Why are you using a flat roof?  Most roofs are pretty lazy… they keep out the rain and that’s about it.  We have hard working roofs, over the house, carport and entry.  The house roof is insulated to R-38.  It has a 4” reinforced concrete slab to protect against tornado missiles and violent uplift.  It daylights the rooms below with a series of solar tubes.  It supports grass and landscaping along with a picnic table for stargazing and bird watching.  It collects rainwater.   We hope to have a zipline installed that will give us canopy tours of the surrounding forrest and access to other parts of the farm. 

Why collect rainwater and what do you do with it?  We’ll collect rainwater from about 1900 square feet of flat roof surfaces.  So with our annual rainfall of about 43 inches, that is be about 50,000 gallons of clean, soft water for our use.   We store this rainwater in a 7’ diameter, 14’ tall corrugated steel storage tank located just outside the carport that holds about 4,000 gallons.  We use the water for drip irrigation for the native plants nearby.

How big is the house?  Each floor is 800 square feet for 2400 square foot living area.  The basement has a family room and mechanical room.  The main floor is a kitchen, dining room and living room.  The top floor is bedrooms an and office.  The roof is for stargazing.  There is an attached carport with a small storage building to the side.

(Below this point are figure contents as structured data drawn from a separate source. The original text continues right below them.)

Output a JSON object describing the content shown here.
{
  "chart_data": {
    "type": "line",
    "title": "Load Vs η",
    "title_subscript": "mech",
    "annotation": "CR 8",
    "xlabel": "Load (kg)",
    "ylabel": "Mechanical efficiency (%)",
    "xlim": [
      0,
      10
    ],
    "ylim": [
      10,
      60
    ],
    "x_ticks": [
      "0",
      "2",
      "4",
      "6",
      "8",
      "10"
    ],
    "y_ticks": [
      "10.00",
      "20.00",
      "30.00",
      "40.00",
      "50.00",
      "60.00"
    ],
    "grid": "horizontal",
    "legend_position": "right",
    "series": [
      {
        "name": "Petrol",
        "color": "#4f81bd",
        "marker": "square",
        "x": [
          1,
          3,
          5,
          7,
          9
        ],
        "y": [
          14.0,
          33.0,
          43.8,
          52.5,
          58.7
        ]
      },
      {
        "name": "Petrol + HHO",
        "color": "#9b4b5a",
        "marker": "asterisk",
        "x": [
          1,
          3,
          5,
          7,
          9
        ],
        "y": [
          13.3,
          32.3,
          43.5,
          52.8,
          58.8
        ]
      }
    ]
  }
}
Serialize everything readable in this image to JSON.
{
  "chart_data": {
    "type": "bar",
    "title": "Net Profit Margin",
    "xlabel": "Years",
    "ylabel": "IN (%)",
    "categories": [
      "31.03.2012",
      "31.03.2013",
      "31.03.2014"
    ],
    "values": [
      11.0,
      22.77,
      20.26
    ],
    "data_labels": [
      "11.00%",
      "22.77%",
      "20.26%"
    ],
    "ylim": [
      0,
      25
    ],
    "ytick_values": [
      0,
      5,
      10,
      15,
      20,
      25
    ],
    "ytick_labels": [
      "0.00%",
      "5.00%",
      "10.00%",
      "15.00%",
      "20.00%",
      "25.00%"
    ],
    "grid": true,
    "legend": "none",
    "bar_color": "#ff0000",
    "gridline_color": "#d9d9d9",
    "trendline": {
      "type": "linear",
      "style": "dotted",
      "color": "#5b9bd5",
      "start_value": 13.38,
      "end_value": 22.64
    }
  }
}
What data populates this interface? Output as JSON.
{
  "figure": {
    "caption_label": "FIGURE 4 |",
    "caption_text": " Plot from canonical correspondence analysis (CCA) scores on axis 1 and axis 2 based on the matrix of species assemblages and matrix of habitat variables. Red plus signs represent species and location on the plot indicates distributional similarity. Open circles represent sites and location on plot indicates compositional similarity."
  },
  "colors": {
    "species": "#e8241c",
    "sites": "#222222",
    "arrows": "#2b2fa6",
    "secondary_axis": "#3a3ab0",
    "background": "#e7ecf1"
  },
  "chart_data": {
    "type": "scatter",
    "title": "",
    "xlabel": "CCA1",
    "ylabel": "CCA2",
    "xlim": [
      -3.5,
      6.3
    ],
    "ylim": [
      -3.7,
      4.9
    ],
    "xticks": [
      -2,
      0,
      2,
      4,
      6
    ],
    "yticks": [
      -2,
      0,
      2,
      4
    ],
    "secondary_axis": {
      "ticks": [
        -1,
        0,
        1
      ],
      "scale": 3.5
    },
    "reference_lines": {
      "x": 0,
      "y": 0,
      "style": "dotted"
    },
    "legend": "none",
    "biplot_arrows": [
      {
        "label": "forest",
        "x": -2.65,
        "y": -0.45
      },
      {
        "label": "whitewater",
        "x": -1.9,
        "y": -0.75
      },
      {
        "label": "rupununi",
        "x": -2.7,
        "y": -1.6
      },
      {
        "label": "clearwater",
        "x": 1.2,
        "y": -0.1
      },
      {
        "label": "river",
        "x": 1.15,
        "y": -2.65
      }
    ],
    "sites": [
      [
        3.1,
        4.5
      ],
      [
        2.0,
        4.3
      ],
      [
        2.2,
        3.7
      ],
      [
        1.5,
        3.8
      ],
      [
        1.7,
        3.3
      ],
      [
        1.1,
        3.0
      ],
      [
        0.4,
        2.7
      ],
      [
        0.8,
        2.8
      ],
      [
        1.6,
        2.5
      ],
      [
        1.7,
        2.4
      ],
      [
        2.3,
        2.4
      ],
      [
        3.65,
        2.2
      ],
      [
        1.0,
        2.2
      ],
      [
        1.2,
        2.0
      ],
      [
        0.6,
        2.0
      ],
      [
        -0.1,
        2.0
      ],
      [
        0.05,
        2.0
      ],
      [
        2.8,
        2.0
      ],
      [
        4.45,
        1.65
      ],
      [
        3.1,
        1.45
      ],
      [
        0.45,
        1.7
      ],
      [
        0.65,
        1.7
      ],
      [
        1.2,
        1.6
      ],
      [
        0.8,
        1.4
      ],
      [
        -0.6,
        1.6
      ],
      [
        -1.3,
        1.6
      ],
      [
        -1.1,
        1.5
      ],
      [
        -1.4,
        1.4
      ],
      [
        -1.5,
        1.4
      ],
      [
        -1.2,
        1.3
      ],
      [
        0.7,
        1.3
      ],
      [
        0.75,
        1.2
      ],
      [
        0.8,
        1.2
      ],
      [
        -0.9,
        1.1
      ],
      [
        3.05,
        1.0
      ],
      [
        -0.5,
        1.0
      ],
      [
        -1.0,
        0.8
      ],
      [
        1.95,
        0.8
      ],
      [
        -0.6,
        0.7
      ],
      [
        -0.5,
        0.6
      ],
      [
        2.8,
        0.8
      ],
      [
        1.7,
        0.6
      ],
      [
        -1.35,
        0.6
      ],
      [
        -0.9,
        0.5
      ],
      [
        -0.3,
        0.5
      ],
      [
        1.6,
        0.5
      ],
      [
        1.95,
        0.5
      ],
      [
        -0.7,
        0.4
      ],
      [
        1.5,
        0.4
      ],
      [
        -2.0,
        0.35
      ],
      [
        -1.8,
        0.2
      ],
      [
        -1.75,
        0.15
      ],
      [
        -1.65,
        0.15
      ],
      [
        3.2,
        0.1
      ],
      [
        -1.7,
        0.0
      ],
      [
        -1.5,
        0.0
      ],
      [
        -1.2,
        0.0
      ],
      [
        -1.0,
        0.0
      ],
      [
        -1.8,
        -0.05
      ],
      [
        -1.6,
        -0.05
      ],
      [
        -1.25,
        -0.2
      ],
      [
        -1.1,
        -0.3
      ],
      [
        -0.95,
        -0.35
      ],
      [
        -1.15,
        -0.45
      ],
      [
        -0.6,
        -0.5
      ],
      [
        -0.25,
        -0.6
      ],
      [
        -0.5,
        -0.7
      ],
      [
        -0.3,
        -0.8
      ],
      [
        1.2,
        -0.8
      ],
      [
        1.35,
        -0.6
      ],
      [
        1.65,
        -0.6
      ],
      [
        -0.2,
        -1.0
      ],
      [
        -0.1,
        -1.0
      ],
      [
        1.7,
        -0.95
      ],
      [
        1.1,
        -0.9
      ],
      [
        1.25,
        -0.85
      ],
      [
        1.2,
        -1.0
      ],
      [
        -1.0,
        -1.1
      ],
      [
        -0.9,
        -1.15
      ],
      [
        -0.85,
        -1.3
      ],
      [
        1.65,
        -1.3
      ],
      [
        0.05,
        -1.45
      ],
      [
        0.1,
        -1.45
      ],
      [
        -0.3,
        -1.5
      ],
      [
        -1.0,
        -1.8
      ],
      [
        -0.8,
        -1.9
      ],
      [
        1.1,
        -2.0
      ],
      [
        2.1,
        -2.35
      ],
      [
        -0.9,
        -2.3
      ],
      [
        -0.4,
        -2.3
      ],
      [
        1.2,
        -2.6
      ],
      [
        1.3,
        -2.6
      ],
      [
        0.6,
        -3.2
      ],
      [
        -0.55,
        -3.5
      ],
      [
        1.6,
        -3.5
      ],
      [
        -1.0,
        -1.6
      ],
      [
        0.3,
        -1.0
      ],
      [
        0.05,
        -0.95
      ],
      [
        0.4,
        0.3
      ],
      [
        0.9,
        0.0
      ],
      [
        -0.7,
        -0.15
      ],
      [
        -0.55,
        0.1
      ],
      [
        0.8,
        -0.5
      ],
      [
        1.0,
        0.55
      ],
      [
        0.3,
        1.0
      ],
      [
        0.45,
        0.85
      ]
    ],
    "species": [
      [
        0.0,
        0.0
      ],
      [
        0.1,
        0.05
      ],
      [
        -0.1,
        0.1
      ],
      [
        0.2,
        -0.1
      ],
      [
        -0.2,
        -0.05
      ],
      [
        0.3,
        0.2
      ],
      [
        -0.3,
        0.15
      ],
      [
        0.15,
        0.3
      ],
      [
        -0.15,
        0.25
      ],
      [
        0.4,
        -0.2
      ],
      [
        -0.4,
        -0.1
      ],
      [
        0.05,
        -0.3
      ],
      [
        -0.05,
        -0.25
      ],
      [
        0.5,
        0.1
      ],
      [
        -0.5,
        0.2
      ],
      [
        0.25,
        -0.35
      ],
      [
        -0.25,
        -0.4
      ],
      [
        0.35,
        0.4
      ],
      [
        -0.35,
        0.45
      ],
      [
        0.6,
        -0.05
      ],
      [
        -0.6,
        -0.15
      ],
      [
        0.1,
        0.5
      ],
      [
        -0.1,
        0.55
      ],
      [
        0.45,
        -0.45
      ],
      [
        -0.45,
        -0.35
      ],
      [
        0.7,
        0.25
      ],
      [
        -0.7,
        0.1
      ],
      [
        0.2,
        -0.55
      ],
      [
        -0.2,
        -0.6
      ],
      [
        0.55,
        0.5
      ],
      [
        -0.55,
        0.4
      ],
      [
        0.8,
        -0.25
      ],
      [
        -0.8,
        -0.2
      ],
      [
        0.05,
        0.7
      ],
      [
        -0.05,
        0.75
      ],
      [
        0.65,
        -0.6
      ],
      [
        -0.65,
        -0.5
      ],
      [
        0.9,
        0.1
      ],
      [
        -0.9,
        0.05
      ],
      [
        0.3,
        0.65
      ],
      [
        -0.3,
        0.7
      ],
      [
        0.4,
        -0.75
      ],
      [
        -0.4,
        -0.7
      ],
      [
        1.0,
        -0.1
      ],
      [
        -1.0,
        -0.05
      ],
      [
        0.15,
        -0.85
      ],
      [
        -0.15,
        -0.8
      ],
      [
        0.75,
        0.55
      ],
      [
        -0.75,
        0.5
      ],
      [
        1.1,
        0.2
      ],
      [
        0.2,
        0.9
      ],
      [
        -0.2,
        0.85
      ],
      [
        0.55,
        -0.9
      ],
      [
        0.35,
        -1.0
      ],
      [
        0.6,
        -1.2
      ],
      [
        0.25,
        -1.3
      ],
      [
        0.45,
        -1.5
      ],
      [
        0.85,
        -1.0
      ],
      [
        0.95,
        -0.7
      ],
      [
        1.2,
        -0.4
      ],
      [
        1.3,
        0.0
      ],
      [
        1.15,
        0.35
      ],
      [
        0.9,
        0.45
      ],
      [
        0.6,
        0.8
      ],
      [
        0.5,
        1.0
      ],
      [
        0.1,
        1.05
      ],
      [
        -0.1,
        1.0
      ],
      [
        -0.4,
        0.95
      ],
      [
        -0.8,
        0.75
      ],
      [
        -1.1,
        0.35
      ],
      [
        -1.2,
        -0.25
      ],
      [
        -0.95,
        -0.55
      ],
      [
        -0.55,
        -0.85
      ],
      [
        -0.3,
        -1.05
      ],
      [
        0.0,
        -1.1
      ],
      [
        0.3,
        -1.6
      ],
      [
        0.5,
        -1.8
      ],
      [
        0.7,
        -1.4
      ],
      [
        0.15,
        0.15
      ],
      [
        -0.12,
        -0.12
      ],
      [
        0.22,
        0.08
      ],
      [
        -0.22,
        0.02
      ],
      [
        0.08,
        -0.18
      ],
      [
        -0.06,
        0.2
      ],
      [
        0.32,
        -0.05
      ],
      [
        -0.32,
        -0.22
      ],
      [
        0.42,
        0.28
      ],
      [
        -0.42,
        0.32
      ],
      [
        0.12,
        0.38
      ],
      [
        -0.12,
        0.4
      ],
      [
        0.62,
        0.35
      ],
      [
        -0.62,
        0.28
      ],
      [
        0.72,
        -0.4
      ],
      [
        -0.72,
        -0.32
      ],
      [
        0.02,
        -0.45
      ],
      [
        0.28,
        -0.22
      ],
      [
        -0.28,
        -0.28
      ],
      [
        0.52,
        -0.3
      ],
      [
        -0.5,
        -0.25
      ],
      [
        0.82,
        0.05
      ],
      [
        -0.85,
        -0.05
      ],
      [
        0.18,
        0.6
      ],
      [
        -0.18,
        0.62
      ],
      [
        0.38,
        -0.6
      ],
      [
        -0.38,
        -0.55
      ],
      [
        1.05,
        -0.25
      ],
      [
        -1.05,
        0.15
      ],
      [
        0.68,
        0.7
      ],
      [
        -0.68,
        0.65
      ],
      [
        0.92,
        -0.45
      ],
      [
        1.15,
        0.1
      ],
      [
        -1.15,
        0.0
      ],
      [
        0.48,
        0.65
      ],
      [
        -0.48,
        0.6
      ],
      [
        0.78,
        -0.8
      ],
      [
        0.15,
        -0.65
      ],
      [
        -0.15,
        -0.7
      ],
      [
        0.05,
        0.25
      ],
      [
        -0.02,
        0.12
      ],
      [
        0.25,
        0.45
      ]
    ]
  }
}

What septic system are you using?  We installed an AdvanTex advanced secondary treatment system by Orenco.  AdvanTex uses a low energy dosing technology over engineered filtering media along with four 100’ laterals.  In the company’s words, “These systems treat household waste to very high, advanced (secondary) treatment levels: 10 mg/L BOD and TSS*, or better”.  The septic system serves the needs of the Shop and house.

What’s special about your shop?  It is oriented south to optimize the hybrid Photovoltaic (PVT) array to provide both electricity and hot water production.  The domestic hot water comes from two new Caleffi solar thermal collectors and a Caleffi drain-back storage tank.  The Shop makes electricity for itself and the house.    Inside each PV panel we built a special graphite laminate heat exchange device that produces an abundance of low temperature hot water that we circulate through the radiant floor in the Shop for space heating.  The Shop will also have a rainwater collection system and a canning kitchen.   It features a small apartment that uses solar preheated domestic hot water.  We use daylighting and T-5 fluorescents for illumination.  Most people notice the blue sky and clouds when they enter.